Schafft eine US-Regierung leider nur weniger als jährlich 20% bei diesem Spiel (oder steigt die Zinsrate auf US-Schuldtitel um mehr als 20% p.a.), dann säuft die US-Bundesregierung ab: Der Staatsbankrott der USA ist dann irgendwann unausweichlich.

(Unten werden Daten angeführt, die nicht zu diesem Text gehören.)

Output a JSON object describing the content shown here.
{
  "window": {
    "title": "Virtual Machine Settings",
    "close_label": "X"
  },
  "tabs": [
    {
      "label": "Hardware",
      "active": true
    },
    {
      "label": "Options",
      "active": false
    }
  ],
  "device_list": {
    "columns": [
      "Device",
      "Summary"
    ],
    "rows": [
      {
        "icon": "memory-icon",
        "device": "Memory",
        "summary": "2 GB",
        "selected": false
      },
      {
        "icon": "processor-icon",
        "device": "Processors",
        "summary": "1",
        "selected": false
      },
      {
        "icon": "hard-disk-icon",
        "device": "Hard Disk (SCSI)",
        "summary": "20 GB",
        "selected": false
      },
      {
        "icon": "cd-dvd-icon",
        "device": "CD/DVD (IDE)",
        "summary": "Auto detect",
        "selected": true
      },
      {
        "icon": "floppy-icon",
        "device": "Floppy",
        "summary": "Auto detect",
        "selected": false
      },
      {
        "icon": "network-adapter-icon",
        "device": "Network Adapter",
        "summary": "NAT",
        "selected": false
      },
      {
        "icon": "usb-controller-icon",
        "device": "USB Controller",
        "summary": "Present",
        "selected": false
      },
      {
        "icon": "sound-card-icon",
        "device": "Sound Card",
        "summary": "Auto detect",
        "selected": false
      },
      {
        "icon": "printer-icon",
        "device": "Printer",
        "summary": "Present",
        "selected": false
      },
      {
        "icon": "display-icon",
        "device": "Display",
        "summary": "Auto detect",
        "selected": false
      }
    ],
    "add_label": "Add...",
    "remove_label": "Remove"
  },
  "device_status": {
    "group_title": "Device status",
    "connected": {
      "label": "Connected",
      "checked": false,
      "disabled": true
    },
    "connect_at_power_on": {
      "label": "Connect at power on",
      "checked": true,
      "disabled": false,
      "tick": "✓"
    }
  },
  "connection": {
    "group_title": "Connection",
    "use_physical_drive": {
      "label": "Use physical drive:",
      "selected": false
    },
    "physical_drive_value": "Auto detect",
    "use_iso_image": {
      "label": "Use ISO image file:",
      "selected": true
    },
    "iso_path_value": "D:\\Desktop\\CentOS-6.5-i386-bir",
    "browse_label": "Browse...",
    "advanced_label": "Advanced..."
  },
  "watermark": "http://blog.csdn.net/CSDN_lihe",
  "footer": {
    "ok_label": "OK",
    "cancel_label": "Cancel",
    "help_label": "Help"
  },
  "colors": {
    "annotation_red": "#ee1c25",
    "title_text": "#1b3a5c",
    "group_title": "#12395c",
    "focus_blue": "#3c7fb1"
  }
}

Wie wahrscheinlich ist es, dass diese Soll-Vorgabe nicht erfüllt wird?
Ich meine, das liegt nahe 100%.

Ein Argument dafür ist dieses Posting von mir vom 30-07-2011, also unmittelbar vor der letzten Anhebung der US-Schuldenaufnahmegrenze Anfang August 2011. Darin wird aufgelistet, was alles nicht mehr vom US-Staatshaushalt finanziert werden kann, wenn eine Neuverschuldung plötzlich um 100% gesenkt würde - also nur noch knapp die Hälfte von jedem Dollar zur Verfügung steht : https://www.ftor.de/tbb/showpost.php?...8&postcount=48

Ich denke, selbst wenn wie in dem obigen Beispiel nicht 100% sondern "nur" 20% jedes Jahr gekürzt oder durch Steuererhöhungen zusätzlich reingebracht werden müßten, so etwas wäre nicht politisch durchhaltbar: Die 20%-Reduktion ist imo unrealistisch. Eine Steigerung von 20% p.a. bei den Zinsen auf US-Staatsanleihen halte ich für realistisch. - Damit stehen die Zeichen auf Staatsbankrott. Es stellt sich nur noch die Frage, wann er kommt.

das ist schwer zu berechnen, da die getroffenen Annahmen natürlich im Detail so nicht genau kommen werden. Am 25.03.2010 schrieb ein Herr Eberhardt Unger, Analysehaus Fairesearch, z.B. das hier (http://boerse.ard.de/content.jsp?key=dokument_424280):
Wie die unabhängige Haushaltsbehörde Congressional Budget Office (CBO) errechnete, werden die neuen jetzt von Präsident Barack Obama vorgelegten Ausgabenprogramme und Steuererleichterungen das Defizit massiv ausweiten. Demnach dürften die auflaufenden Staatsschulden während der nächsten zehn Jahre noch einmal 9,8 Billionen Dollar über dem bisher geschätzten Defizit liegen (siehe angehängte Grafik).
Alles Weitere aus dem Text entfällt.